We had a good time. It was less elaborate than some, but
each year is different. A few more people would have injected
a few more ideas into the mix, but we did well.

 ML> It seems so unlikely, as would, say, saying that
 ML> McDonald's hamburgers are a French national institution.
 JW> France is McDonald's second biggest market after America!

So I have heard. That statement might also be true, though,
if you substituted Robuchon for McDonald's.

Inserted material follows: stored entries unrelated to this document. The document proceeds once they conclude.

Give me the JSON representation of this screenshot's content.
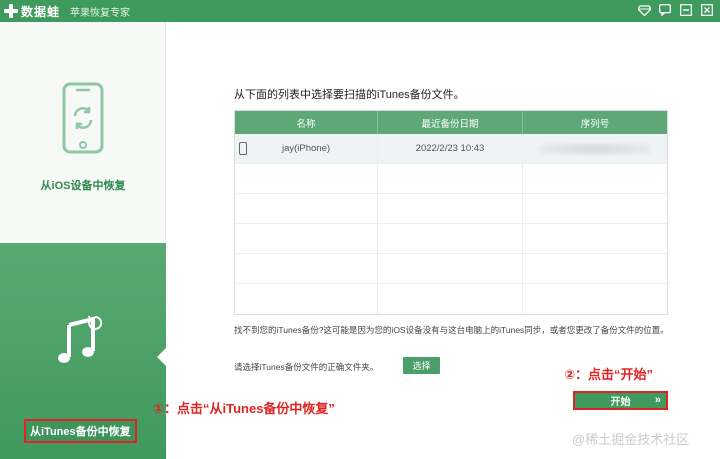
{
  "titlebar": {
    "logo_text": "数据蛙",
    "subtitle": "苹果恢复专家",
    "icons": [
      "gem-icon",
      "feedback-icon",
      "minimize-icon",
      "close-icon"
    ]
  },
  "sidebar": {
    "items": [
      {
        "label": "从iOS设备中恢复",
        "icon": "phone-restore-icon",
        "active": false
      },
      {
        "label": "从iTunes备份中恢复",
        "icon": "music-note-icon",
        "active": true
      }
    ]
  },
  "main": {
    "instruction": "从下面的列表中选择要扫描的iTunes备份文件。",
    "table": {
      "headers": [
        "名称",
        "最近备份日期",
        "序列号"
      ],
      "rows": [
        {
          "name": "jay(iPhone)",
          "date": "2022/2/23 10:43",
          "serial": ""
        }
      ]
    },
    "note": "找不到您的iTunes备份?这可能是因为您的iOS设备没有与这台电脑上的iTunes同步，或者您更改了备份文件的位置。",
    "pick_label": "请选择iTunes备份文件的正确文件夹。",
    "pick_button": "选择",
    "start_button": "开始",
    "start_chevron": "»"
  },
  "annotations": {
    "step1": "①：点击“从iTunes备份中恢复”",
    "step2": "②：点击“开始”"
  },
  "watermark": "@稀土掘金技术社区",
  "colors": {
    "brand_green": "#3f9a5e",
    "table_header": "#5ea878",
    "highlight_red": "#e02424"
  }
}
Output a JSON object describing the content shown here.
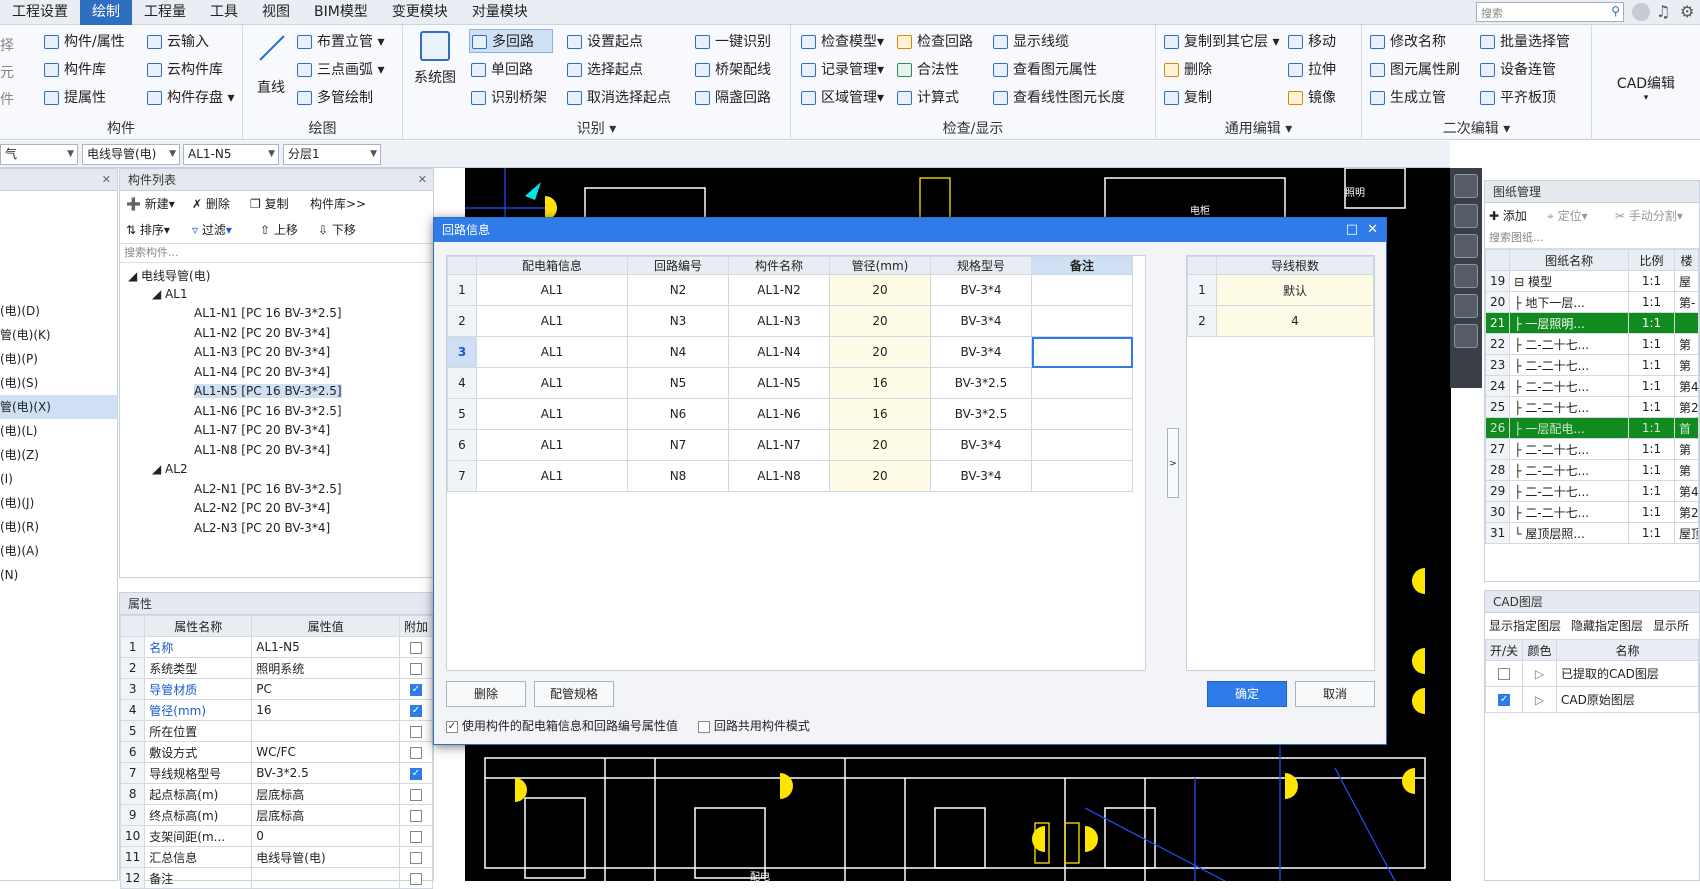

Frothy Lettuce Soup with Onion Custard
cat: celebrity, soup
servings: 4

Salt
4 (6-oz) heads of Boston lettuce, trimmed
2 md lettuce leaves reserved
2 oz lean slab bacon, 1/4" dice (1/3 c)
5 Tb cold unsalted butter
1 (1/2-lb) white onion, thinly sliced
1 1/4 c chicken stock or low-sodium broth
1 lg egg
1/2 c milk
Freshly ground pepper
1 pn freshly grated nutmeg
3 Tb creme fraiche

Bring a large saucepan of water to a boil. Add 2 Tb salt
and the heads of lettuce and blanch, stirring gently with
a wire skimmer, for 3 min. Drain the lettuce and rinse
under cold water. Lightly squeeze out excess water.
Transfer the lettuce, still wet, to a blender and puree
until smooth. Scrape into a bowl.

In a small skillet, cook the bacon over moderate heat
until lightly browned, about 4 min.

In a large skillet, combine 2 Tb butter with the onion.
Cover and cook over low heat, stirring often, until
softened, about 15 min. Transfer the onion to a blender.
Add 1/4 c chicken stock and puree.

In a medium bowl, whisk the egg, then whisk in the milk
and onion puree. Season with 1/2 ts salt, 1/8 ts pepper,
and the nutmeg. Butter four 8-oz coffee mugs or large
ramekins. Pour the onion mixture into the mugs and cover
with plastic wrap. Set a round rack in a large, wide pot.
Add enough water to reach just under the rack without
touching it and bring to a boil. Set the mugs on the
rack. Cover and steam over low heat until the onion
custards are barely set, about 22 min.

Meanwhile, in a medium saucepan, bring the remaining
stock to a boil. Whisk in the lettuce puree and simmer
over moderate heat for 3 min. Whisk in the creme fraiche
and simmer for 3 min. Remove from the heat and gradually
whisk in the remaining 3 Tb butter. Correct seasoning.

Finely shred the reserved 2 lettuce leaves. When the
custards are done, discard the plastic wrap. Scatter
the bacon and shredded lettuce over the top. Serve the
custards and pour in the lettuce soup at the table.